Just about every one of us had one – those rumbling, neighbour-irking three-wheeled plastic bikes. Some of you might’ve had a two-wheeled version. Fewer wheels did not equal less noise, however.

And we loved them! I, for one, rode mine until it split in half. T’was a sad, sad day…

Now you’re an adult, but the memory of your childhood go-everywhere steed still haunts you endlessly. What do you do?

You buy a Trail-Breaker.

Rokon Trailbreaker wheelie

Neighbour-loathing noisiness? Check. Oversized fat wheels? Check! Almost unbreakableness? Check. It’s perfect!

These highly customisable, two-wheel-drive mini-tanks are built by Rokon; in fact, they’ve been churning them out since around 1963, although Rokon only bought the manufacturing rights to the Trail-Breaker in ’64.

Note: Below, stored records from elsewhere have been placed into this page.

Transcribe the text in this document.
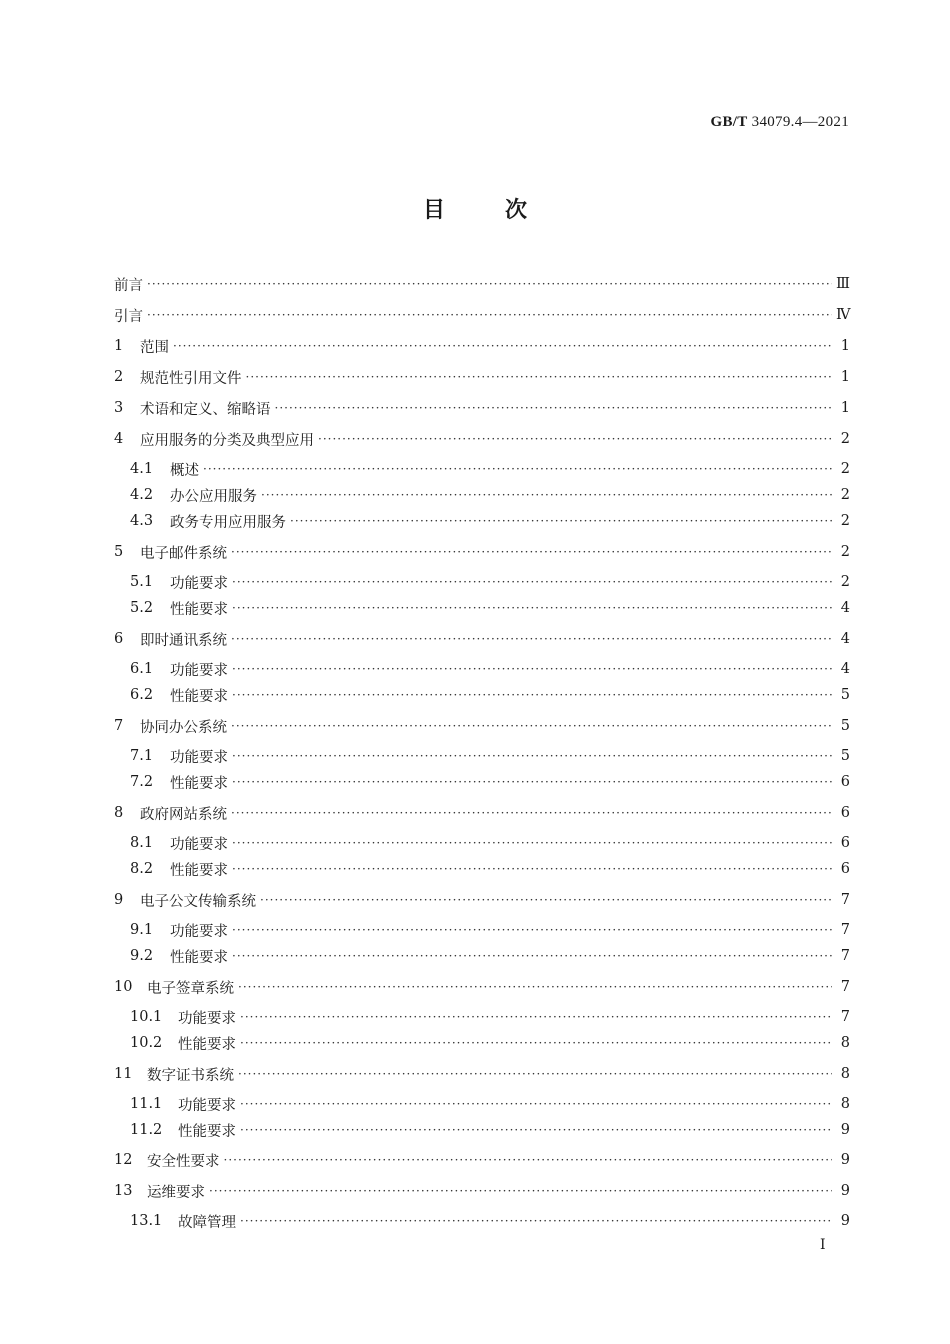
GB/T 34079.4—2021
目	次
前言 ·····	Ⅲ
引言 ·····	Ⅳ
1	范围 ·····	1
2	规范性引用文件 ·····	1
3	术语和定义、缩略语 ·····	1
4	应用服务的分类及典型应用 ·····	2
4.1	概述 ·····	2
4.2	办公应用服务 ·····	2
4.3	政务专用应用服务 ·····	2
5	电子邮件系统 ·····	2
5.1	功能要求 ·····	2
5.2	性能要求 ·····	4
6	即时通讯系统 ·····	4
6.1	功能要求 ·····	4
6.2	性能要求 ·····	5
7	协同办公系统 ·····	5
7.1	功能要求 ·····	5
7.2	性能要求 ·····	6
8	政府网站系统 ·····	6
8.1	功能要求 ·····	6
8.2	性能要求 ·····	6
9	电子公文传输系统 ·····	7
9.1	功能要求 ·····	7
9.2	性能要求 ·····	7
10	电子签章系统 ·····	7
10.1	功能要求 ·····	7
10.2	性能要求 ·····	8
11	数字证书系统 ·····	8
11.1	功能要求 ·····	8
11.2	性能要求 ·····	9
12	安全性要求 ·····	9
13	运维要求 ·····	9
13.1	故障管理 ·····	9
I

Since then it has become common equipment within the US Armed Forces, even breaking its way into the world of forest rangers, fish and game officers all over the US of A.

Looking at the older models, you’ll notice that the suspension also reminds of ye ol’ plastic bike. Meaning there ain’t any. If your behind just cried out in anticipated agony, fear not. The latest models do have some fancy suspension bits they’ve called AutoGrab, and according to them it provides a smooth ride over any terrain… I’d love to test the credibility of this statement. Anyone got a Trail-Breaker I could review?

Rokon Trailbreaker yellow

The likelihood of spotting one of these on local soil is near zero; you have to buy them in America, with American money to the tune of $8 475. That’s a hair over R122 000, which I don’t consider excessive. I mean, it can climb sixty-degree inclines. And it FLOATS.

Floats?! Hell yeah, it can float. Those tractor-tyred wheels are hollow, and floating ain’t their only party trick. You see, much like your plastic tank of yore, those drum-wheels can store up to two-and-a-half gallons of water. Or fuel, if you wanted. That’s nearly ten litres of extra go-juice on hand, without even hooking up a couple of jerry cans.

You may not be going anywhere fast, but no matter where ‘anywhere’ is located, it WILL get you there. Those sixty-degree inclines will likely be done at half-a-mile per hour, with the ants overtaking you while cursing you for holding them up. But on other, less upwardy surfaces modern Trail-Breakers could potentially reach 35mph.

Rokon Trailbreaker trailer

Since it’s not technically road-legal (and considering the terrain it thrives within), 35mph is plenty fast.

If your childlike heart desires something you could chug down the road on without the po-po man handing you a hefty fine, then you’re in luck! Simply opt for the Ranger, the Trail-Breaker’s road-legal sibling.

Need to haul the missus’ luggage along? No problem! Rokon claims a two-thousand-pound towing capacity; they even have a single-track trailer as an option. Need to take the missus as well? Simply add the sidecar option to your checkout list, too.

For those among us with slightly more exotic haul-needs, they offer a log-skidder. Perfect for dragging bodies into unreachable spots… Hypothetically speaking, of course.

What joins the 200cc, single-cylinder Kohler engine to the wheels? Chain, belt or shaft? Yes.

Rokon Trailbreaker chain

Don’t look so befuddled; they use a magnificent combination of all three to get that immense 11.4Nm and 7hp to the wheels. Do not ask me how this works. It obviously works well, or they wouldn’t be building them for over sixty years with, honestly, very little changes.

One might think the numbers quite small, but this baby weighs a whole 218lbs, or in ‘normal people’ terms, a small steak below 99kg. This thing almost weighs the same as me!

Given the fact that it’s completely ridiculous, looks like the grown-up version of my beloved plastic ride-on and can go just about anywhere it bloody well pleases, it’s going on my list of Sh*t to Buy When I’m Rich. In black, of course.